- Little Danbury Location within the state of Connecticut Little Danbury Little Danbury (the United States)
- Coordinates: 41°07′39″N 73°14′50″W﻿ / ﻿41.12750°N 73.24722°W
- Country: United States
- U.S. state: Connecticut
- County: Fairfield
- Town: Fairfield
- Elevation: 0.9 m (3 ft)
- Time zone: UTC-5 (Eastern)
- • Summer (DST): UTC-4 (Eastern)
- GNIS feature ID: 1942407

= Little Danbury, Connecticut =

Little Danbury was a beachfront settlement on Long Island Sound in what is today southeast Fairfield.

==History==
The Fairfield area had no permanent beachfront living structures prior to the late 1800s. Shacks would be erected at the start of the vacation season and then dismantled and stored for the winter. In the late 1890s, "rustic" inexpensive permanent cottages were built in a settlement called "Little Danbury".

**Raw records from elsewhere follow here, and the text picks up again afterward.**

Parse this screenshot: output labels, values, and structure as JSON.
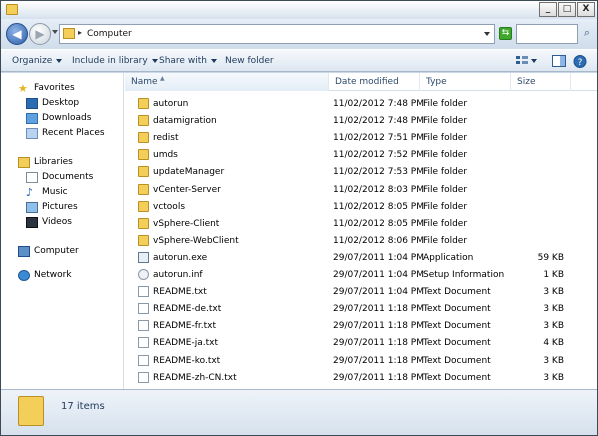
{
  "window": {
    "min": "_",
    "max": "□",
    "close": "X"
  },
  "address": {
    "path": "Computer",
    "separator": "▸"
  },
  "toolbar": {
    "organize": "Organize",
    "include": "Include in library",
    "share": "Share with",
    "new_folder": "New folder"
  },
  "nav": {
    "favorites": {
      "label": "Favorites",
      "items": [
        "Desktop",
        "Downloads",
        "Recent Places"
      ]
    },
    "libraries": {
      "label": "Libraries",
      "items": [
        "Documents",
        "Music",
        "Pictures",
        "Videos"
      ]
    },
    "computer": "Computer",
    "network": "Network"
  },
  "columns": {
    "name": "Name",
    "date": "Date modified",
    "type": "Type",
    "size": "Size"
  },
  "files": [
    {
      "name": "autorun",
      "date": "11/02/2012 7:48 PM",
      "type": "File folder",
      "size": "",
      "icon": "folder"
    },
    {
      "name": "datamigration",
      "date": "11/02/2012 7:48 PM",
      "type": "File folder",
      "size": "",
      "icon": "folder"
    },
    {
      "name": "redist",
      "date": "11/02/2012 7:51 PM",
      "type": "File folder",
      "size": "",
      "icon": "folder"
    },
    {
      "name": "umds",
      "date": "11/02/2012 7:52 PM",
      "type": "File folder",
      "size": "",
      "icon": "folder"
    },
    {
      "name": "updateManager",
      "date": "11/02/2012 7:53 PM",
      "type": "File folder",
      "size": "",
      "icon": "folder"
    },
    {
      "name": "vCenter-Server",
      "date": "11/02/2012 8:03 PM",
      "type": "File folder",
      "size": "",
      "icon": "folder"
    },
    {
      "name": "vctools",
      "date": "11/02/2012 8:05 PM",
      "type": "File folder",
      "size": "",
      "icon": "folder"
    },
    {
      "name": "vSphere-Client",
      "date": "11/02/2012 8:05 PM",
      "type": "File folder",
      "size": "",
      "icon": "folder"
    },
    {
      "name": "vSphere-WebClient",
      "date": "11/02/2012 8:06 PM",
      "type": "File folder",
      "size": "",
      "icon": "folder"
    },
    {
      "name": "autorun.exe",
      "date": "29/07/2011 1:04 PM",
      "type": "Application",
      "size": "59 KB",
      "icon": "exe"
    },
    {
      "name": "autorun.inf",
      "date": "29/07/2011 1:04 PM",
      "type": "Setup Information",
      "size": "1 KB",
      "icon": "inf"
    },
    {
      "name": "README.txt",
      "date": "29/07/2011 1:04 PM",
      "type": "Text Document",
      "size": "3 KB",
      "icon": "txt"
    },
    {
      "name": "README-de.txt",
      "date": "29/07/2011 1:18 PM",
      "type": "Text Document",
      "size": "3 KB",
      "icon": "txt"
    },
    {
      "name": "README-fr.txt",
      "date": "29/07/2011 1:18 PM",
      "type": "Text Document",
      "size": "3 KB",
      "icon": "txt"
    },
    {
      "name": "README-ja.txt",
      "date": "29/07/2011 1:18 PM",
      "type": "Text Document",
      "size": "4 KB",
      "icon": "txt"
    },
    {
      "name": "README-ko.txt",
      "date": "29/07/2011 1:18 PM",
      "type": "Text Document",
      "size": "3 KB",
      "icon": "txt"
    },
    {
      "name": "README-zh-CN.txt",
      "date": "29/07/2011 1:18 PM",
      "type": "Text Document",
      "size": "3 KB",
      "icon": "txt"
    }
  ],
  "status": {
    "count": "17 items"
  }
}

The cottages were popular with "average folks who traveled down from Danbury", while wealthy vacationers—who arrived daily by train from New York—did not consider beachfront cottages fashionable and instead stayed at the inland Fairfield House resort.

Reef Road was built to reach Little Danbury, and soon after, a cluster of inexpensive cottages known as "Little Bridgeport" was established at nearby Pine Creek.

Many of the properties at Little Danbury were destroyed in the 1938 New England hurricane.